The village stood on a mountain top in the western zone of the Hebron Mountains, overlooking a coastal expanse in the west and facing a broad mountain range in the east. Bayt Nattif was 1 km north of the Bayt Jibrin-Bethlehem highway and was linked by secondary roads to several of the area's other villages. The site has been identified with Tappuach in the Old Testament (Joshua 15:34). The modern name, however, was a rendering of Beyt Letepha, the site's name under the Romans. In 1596, Bayt Nattif was a village in the nahiya of Jerusalem (liwa' of Jerusalem), with a population of 572. It paid taxes on a number of crops, including wheat, barley, olives, and fruit, as well as on other types of produce, such as goats and beehives. In the late nineteenth century, Bayt Nattif stood high on a flat-topped ridge between two broad valleys. The village was surrounded by olive groves and the valleys below were planted in corn.
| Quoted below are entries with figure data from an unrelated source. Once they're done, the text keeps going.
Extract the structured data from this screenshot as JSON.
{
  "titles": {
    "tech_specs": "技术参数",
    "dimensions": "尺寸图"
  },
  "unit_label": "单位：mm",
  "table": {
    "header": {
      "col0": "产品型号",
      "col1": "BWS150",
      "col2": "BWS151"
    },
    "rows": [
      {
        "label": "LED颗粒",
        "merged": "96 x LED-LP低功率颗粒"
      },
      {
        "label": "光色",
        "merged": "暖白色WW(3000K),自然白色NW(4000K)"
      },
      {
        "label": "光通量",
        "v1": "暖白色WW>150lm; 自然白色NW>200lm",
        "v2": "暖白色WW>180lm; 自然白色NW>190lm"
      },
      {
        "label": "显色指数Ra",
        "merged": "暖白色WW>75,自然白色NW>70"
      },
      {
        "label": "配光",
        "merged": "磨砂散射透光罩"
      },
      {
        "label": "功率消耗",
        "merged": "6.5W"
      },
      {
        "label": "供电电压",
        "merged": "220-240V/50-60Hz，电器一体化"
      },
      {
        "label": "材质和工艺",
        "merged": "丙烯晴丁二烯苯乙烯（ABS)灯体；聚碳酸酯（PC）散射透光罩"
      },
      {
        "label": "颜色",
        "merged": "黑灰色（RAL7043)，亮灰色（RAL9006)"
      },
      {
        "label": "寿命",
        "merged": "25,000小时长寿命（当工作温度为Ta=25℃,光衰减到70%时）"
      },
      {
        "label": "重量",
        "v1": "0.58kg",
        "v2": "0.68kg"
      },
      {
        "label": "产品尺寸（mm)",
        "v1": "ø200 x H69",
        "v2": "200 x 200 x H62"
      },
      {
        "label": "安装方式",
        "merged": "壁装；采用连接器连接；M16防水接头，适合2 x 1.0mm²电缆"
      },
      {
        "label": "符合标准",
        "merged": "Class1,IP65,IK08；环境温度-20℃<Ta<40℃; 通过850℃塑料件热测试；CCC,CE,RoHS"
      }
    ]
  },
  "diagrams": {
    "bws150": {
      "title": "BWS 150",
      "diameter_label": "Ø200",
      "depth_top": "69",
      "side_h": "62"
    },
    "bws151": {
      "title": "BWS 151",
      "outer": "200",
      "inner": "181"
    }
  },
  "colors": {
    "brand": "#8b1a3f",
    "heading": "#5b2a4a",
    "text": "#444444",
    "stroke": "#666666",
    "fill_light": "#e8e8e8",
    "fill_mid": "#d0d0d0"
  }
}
The village layout was star-shaped, with discrete quarters and wide streets. The residents of Bayt Nattif were Muslim, and the village had a mosque and a number of shrines, the most prominent among them the one dedicated to a Shaykh Ibrahim. It also had an elementary school. Shops were spread throughout all of the quarters. The residents obtained drinking water from three wells located on the village peripheries. They depended for their livelihood chiefly on rainfed agriculture and animal husbandry. They cultivated grain, vegetables, and fruits, such as grapes and olives. In 1944 a total of 20,149 dunums was allocated to cereals; 688 dunums were irrigated or used for orchards. The village was an archaeological site that contained caves, cisterns, mosaic floors, columns, and the vestiges of a Roman road. In 1934 Dimitri Baramki of the Mandate Department of Antiquities directed the excavation of two cisterns in the village of Bayt Nattif which produced mostly ceramic materials dating from between the first and third centuries A.D. Moreover, about a dozen khirbas were found in the vicinity of Bayt Nattif.
Bayt Nattif was captured during Operation Ha-Har by the Fourth Battalion of the Har'el Brigade. But some discrepancies exist in the Israeli accounts of the occupation of the village. While a Palmach report states that the 'inhabitants fled for their lives' as Israeli forces advanced, the Haganah version states that Bayt Nattif was occupied 'after some light resistance.' The latter gives the date of the occupation as 22 October 1948, while the former puts the attack on the previous day. According to the History of the War of Independence, 'in Bayt Nattif, the inhabitants' bundles were found, indicating that they apparently wanted to leave the village previously, but that they did not have enough time to take along their belongings.'
The village was strategically located, and with its occupation, Israeli forces succeeded in blocking the Bethlehem-Ajjur-Bayt Jibrin road, 'the transportation artery which was important for Egyptian troops in this sector.' Israeli raids continued in the area of Bayt Nattif in the months between its capture and the signing of the Armistice Agreement in April 1949. Israeli historian Benny Morris states that the aim was to drive out refugees from nearby villages who were encamped in the area south of Bayt Nattif.
Bayt Nattif is identified by the History of the Haganah as 'the village of the murderers of the 35,' a reference to a PaImach column of thirty-five soldiers that was wiped out when it was sent in January 1948 to participate in a battle around a number of settlements in the area. But reports in the New York Times from that period indicate that the Palmach unit, part of a shock force sent to participate in the battle of Kfar Etziyon, apparently made a wrong turn and was ambushed at nearby Surif. However, the Arab version was that the Zionist force deliberately attacked Surif, holding it for more than an hour before being driven out. As a result of the clash at Surif, Haganah forces encircled the three nearby villages of Bayt Nattif, Dayr Aban, and Zakariyya in a 'punitive' attack which lasted over twenty-four hours. No casualty figures are given in the account of the siege filed by the New York Times correspondent.
Four settlements were established on village land: Netiv haLamed-He, built in 1949, and Avi'ezer, Roglit, and Newe Mikha'el, all built in 1958.
Piles of rubble that have been cleared by bulldozers are scattered over a wide area. Six steel beams stand in the midst of the debris at the site's center. In the rubble one can also see the remnants of arched house entrances. There are two large, open graves on the northeast side the bones in the graves are visible. An area east of the site is thinly covered by cactuses and carob and olive trees.